Driven by consumer interest in environmental health, traceability, animal welfare and a cleaner lifestyle, sustainability is one of today’s most important challenges for industries globally. As a result of these consumer expectations, plant-based sourcing is flourishing and finding its way into the feed sector. When it comes to plant-based alternatives to traditional ingredients, algae are a very promising candidate. Almost at the bottom of the marine food chain, microalgae are a renewable source of protein and they also offer other valuable compounds for human and animal nutrition, including omega-3 fatty acids, beta-carotene and astaxanthin. The latter is a powerful antioxidant and natural carotenoid derived from the microalga Haematococcus pluvialis, which is found in waters around the world and it provides environmental as well as health benefits.

  • Saving natural resources
Microalgae could be one option for feed producers looking to make more efficient use of natural resources. One of the biggest challenges we will face in the future is the question of how to sustainably feed the world’s growing population with limited resources. According to the United Nations’ World Population Prospects predictions, there will be 9.7 billion people living on our planet by 2050, which means that demand for animal protein will continue to rise. But growth in animal production places tremendous demands on natural resources and drives greenhouse gas emissions up. Agriculture must therefore become more efficient, use less land, and reduce its environmental footprint. Because they need significantly less energy, space and nutrients to be kept alive, and do not require the use of pesticides or protection chemicals, algae are more sustainable than conventional forage crops and have limited environmental impact.

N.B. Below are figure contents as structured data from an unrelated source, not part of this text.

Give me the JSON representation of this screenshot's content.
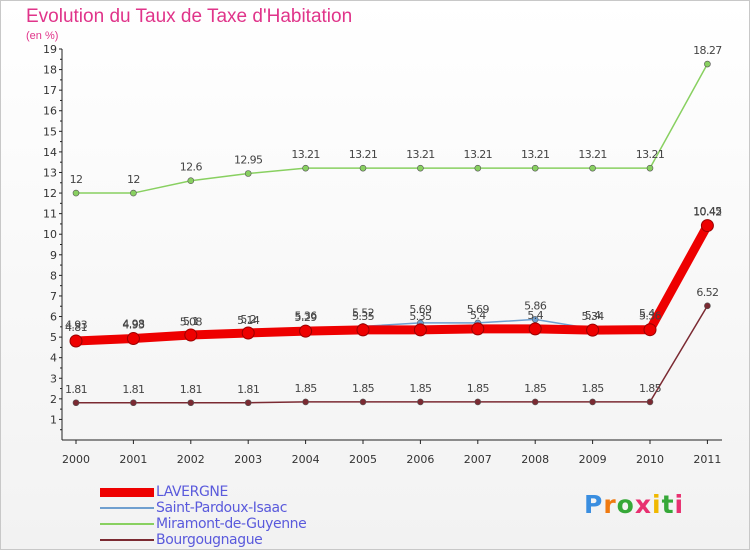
{
  "header": {
    "title": "Evolution du Taux de Taxe d'Habitation",
    "subtitle": "(en %)"
  },
  "chart_data": {
    "type": "line",
    "title": "Evolution du Taux de Taxe d'Habitation",
    "ylabel": "(en %)",
    "xlabel": "",
    "ylim": [
      0,
      19
    ],
    "yticks": [
      1,
      2,
      3,
      4,
      5,
      6,
      7,
      8,
      9,
      10,
      11,
      12,
      13,
      14,
      15,
      16,
      17,
      18,
      19
    ],
    "categories": [
      "2000",
      "2001",
      "2002",
      "2003",
      "2004",
      "2005",
      "2006",
      "2007",
      "2008",
      "2009",
      "2010",
      "2011"
    ],
    "series": [
      {
        "name": "Bourgougnague",
        "color": "#7b2a32",
        "values": [
          1.81,
          1.81,
          1.81,
          1.81,
          1.85,
          1.85,
          1.85,
          1.85,
          1.85,
          1.85,
          1.85,
          6.52
        ],
        "labels": [
          "1.81",
          "1.81",
          "1.81",
          "1.81",
          "1.85",
          "1.85",
          "1.85",
          "1.85",
          "1.85",
          "1.85",
          "1.85",
          "6.52"
        ]
      },
      {
        "name": "Miramont-de-Guyenne",
        "color": "#88d060",
        "values": [
          12,
          12,
          12.6,
          12.95,
          13.21,
          13.21,
          13.21,
          13.21,
          13.21,
          13.21,
          13.21,
          18.27
        ],
        "labels": [
          "12",
          "12",
          "12.6",
          "12.95",
          "13.21",
          "13.21",
          "13.21",
          "13.21",
          "13.21",
          "13.21",
          "13.21",
          "18.27"
        ]
      },
      {
        "name": "Saint-Pardoux-Isaac",
        "color": "#6f9fcf",
        "values": [
          4.93,
          4.98,
          5.08,
          5.14,
          5.36,
          5.52,
          5.69,
          5.69,
          5.86,
          5.4,
          5.49,
          10.45
        ],
        "labels": [
          "4.93",
          "4.98",
          "5.08",
          "5.14",
          "5.36",
          "5.52",
          "5.69",
          "5.69",
          "5.86",
          "5.4",
          "5.49",
          "10.45"
        ]
      },
      {
        "name": "LAVERGNE",
        "color": "#ee0000",
        "values": [
          4.81,
          4.93,
          5.1,
          5.2,
          5.29,
          5.35,
          5.35,
          5.4,
          5.4,
          5.34,
          5.36,
          10.42
        ],
        "labels": [
          "4.81",
          "4.93",
          "5.1",
          "5.2",
          "5.29",
          "5.35",
          "5.35",
          "5.4",
          "5.4",
          "5.34",
          "5.36",
          "10.42"
        ]
      }
    ]
  },
  "legend": {
    "items": [
      {
        "label": "LAVERGNE",
        "color": "#ee0000",
        "thickness": 9
      },
      {
        "label": "Saint-Pardoux-Isaac",
        "color": "#6f9fcf",
        "thickness": 2
      },
      {
        "label": "Miramont-de-Guyenne",
        "color": "#88d060",
        "thickness": 2
      },
      {
        "label": "Bourgougnague",
        "color": "#7b2a32",
        "thickness": 2
      }
    ]
  },
  "logo": {
    "letters": [
      "P",
      "r",
      "o",
      "x",
      "i",
      "t",
      "i"
    ],
    "colors": [
      "#3a8ee0",
      "#f07a10",
      "#36a838",
      "#e83070",
      "#f0b800",
      "#36a838",
      "#e83070"
    ]
  }
}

  • Sustainable animal production
Alongside their environmental benefits, algae-derived feed ingredients such as astaxanthin can support animal health and thus improve the livestock value chain. For farmers, obtaining the highest possible yield from cattle, pigs, sheep, poultry and other animals is key. And the best way to achieve this is by nourishing and safeguarding their health. Replacing livestock because of illness has significant economic and environmental costs. But, with its antioxidant activity, astaxanthin provides scientifically proven benefits for animal wellbeing and general health, thus supporting productivity in agriculture. For example, in dairy cows, it can reduce the incidence of mastitis – an udder inflammation that can dramatically lower milk output. And feeding trials with hens have shown that astaxanthin improves egg production, the percentage of hatching chicks and the overall health of the hens. Moreover, the nutrient encourages improved fertility, stronger immune defence, better growth during suckling and the structural integrity of the digestive system in poultry. In the wild, animals have to obtain astaxanthin from their diet as they cannot produce carotenoids themselves: Its consumption is what gives salmon, shrimp, lobsters and even flamingos their distinctive pink colour.

  • Market drivers for supplements
Safeguarding wellbeing via feed supplements such as astaxanthin is vital, since stress, transport and changes of environment can increase the risk of infection and mortality. According to forecasts, the global feed supplements market will grow at a CAGR of 6.2% through to 2027. The European market is one of the largest, thanks to increased awareness of animal health and meat quality, and the shifting trend in meat consumption towards poultry and pork, which require high degrees of feed additive input. These numbers coupled with our planet’s finite natural resources and its growing population highlight just how much the world needs sustainable food and feed systems – both to reduce our environmental footprint and to ensure safe and healthy nutrition for all. Microalgae-derived astaxanthin could make a valuable contribution to that target, as it is a sustainable and naturally sourced feed ingredient with excellent eco-credentials.